Он закрывал глаза, сворачивался поплотнее на бухте троса, натягивал ворот вязаного свитера на нос, а руки зажимал для тепла между коленками. И начиналась самая сладкая часть горького дня. Он воображал, как воротится из дальнего, заморского плавания, соберет всю команду «Св. Савватея» в таверне — да не в дешевенькой какой, а в знаменитом «Дельфине», где собираются между рейсами те из моряков, что ходят за моря — не через одно море, а за много морей, или даже за океан…

И он выставит богатое угощение на всех. И выпивку — кто какую любит: дяде Михею — сливовую крепкую водку, деду Митрохе сладенькую наливочку-вишневочку, остальным — лимонный джин и самый дорогой, темный тройной, портер. И мясо, кабанятину, зажаренную на решетке (а беззубому деду Митрохе — нежного молочного поросеночка, рулетиком), и ветчины разных сортов, и для вспоминания родины, привычной там и роскошною почитаемой здесь рыбы палтуса. И закусок всяких, каких здесь умеют многое множество разных готовить. И ему, честное слово, делалось тепло от этих мечтаний. Вот только сон не шел долго…

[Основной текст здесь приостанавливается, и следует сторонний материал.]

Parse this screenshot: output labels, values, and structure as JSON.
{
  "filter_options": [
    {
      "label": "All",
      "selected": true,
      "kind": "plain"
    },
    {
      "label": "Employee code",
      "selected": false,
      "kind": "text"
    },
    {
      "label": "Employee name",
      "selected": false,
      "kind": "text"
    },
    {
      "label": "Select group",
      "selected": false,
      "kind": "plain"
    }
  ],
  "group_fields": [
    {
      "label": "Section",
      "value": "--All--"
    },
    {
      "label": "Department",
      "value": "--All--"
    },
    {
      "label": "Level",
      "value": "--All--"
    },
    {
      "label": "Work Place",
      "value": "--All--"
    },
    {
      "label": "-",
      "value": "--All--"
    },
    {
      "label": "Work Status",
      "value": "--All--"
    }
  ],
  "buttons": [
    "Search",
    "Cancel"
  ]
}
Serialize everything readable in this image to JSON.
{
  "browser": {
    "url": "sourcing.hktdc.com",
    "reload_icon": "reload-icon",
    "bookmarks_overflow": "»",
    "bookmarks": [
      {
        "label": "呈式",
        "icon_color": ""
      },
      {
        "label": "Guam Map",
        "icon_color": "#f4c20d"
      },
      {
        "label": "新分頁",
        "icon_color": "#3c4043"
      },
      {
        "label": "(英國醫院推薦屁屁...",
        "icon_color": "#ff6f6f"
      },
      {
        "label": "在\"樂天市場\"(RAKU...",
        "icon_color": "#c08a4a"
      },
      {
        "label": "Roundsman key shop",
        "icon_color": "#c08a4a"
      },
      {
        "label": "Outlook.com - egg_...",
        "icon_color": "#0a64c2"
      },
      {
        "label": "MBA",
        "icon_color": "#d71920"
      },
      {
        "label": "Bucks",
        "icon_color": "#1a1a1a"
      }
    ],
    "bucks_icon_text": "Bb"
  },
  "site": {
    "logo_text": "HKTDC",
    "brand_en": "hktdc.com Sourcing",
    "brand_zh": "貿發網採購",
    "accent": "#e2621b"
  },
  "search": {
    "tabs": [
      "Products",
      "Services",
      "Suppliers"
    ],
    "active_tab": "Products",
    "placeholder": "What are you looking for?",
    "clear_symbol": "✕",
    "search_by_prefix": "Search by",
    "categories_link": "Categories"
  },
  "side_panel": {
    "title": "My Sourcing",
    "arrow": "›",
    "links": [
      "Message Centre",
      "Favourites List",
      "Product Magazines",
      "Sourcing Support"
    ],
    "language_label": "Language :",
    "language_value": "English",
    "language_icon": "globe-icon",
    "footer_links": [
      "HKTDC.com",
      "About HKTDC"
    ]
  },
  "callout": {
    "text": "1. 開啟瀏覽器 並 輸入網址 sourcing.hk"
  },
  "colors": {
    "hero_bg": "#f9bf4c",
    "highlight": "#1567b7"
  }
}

А днем он из пределов порта не выходил, потому что лондонская полиция охотилась на бездомных, нищих и бродяг, как на зверей диких. И вешали бродяжек без сыска иной вины, за то единственно, что бедные и вольные. А в порту ничего, можно было. Надо только убедить полицейских ярыжек, что ты не из города сюда приплелся в поиске убежища, а морской человек есть. Ну, Федяня мог спросонья сказать, с какого он судна списался, и на «Св. Савватее» всегда бы все подтвердили, что он ни болтни, — свой же, хоть и отщепенец. Пару раз в неделю он заглядывал в портовую таверну «Дельфин» — нет-нет, не обедать — для этого были подешевле таверны, вроде «Свиньи и ее потрохов». В «Дельфине» он заказывал кружку самого дешевого, какое там только случалось, светлого пива, и мусолил ее весь вечер. Ему нужно было протянуть там как можно долее времени. Там вербовали матросов в дальние плавания. Там и только там он, иноземец без рекомендаций и знакомств, слишком к тому же молодой, а значит, малоопытный, мог схватить за хвост ярко-пеструю и капризную птицу счастья. Разумеется, для этого нужно было какое-то чудесное везенье. Но разве он не единственный чудом спасшийся от опричного погрома? А это враки, что свое везение можно до дна вычерпать, и быстро. На самом деле вовсе не так. Везение или есть у человека, или не видно и не будет видно. Это от Бога или от врага рода человеческого… Но как бы то ни было — Федька-зуек верил в свое чудесное веаение и… И словил-таки свою Большую Удачу. И даже быстро.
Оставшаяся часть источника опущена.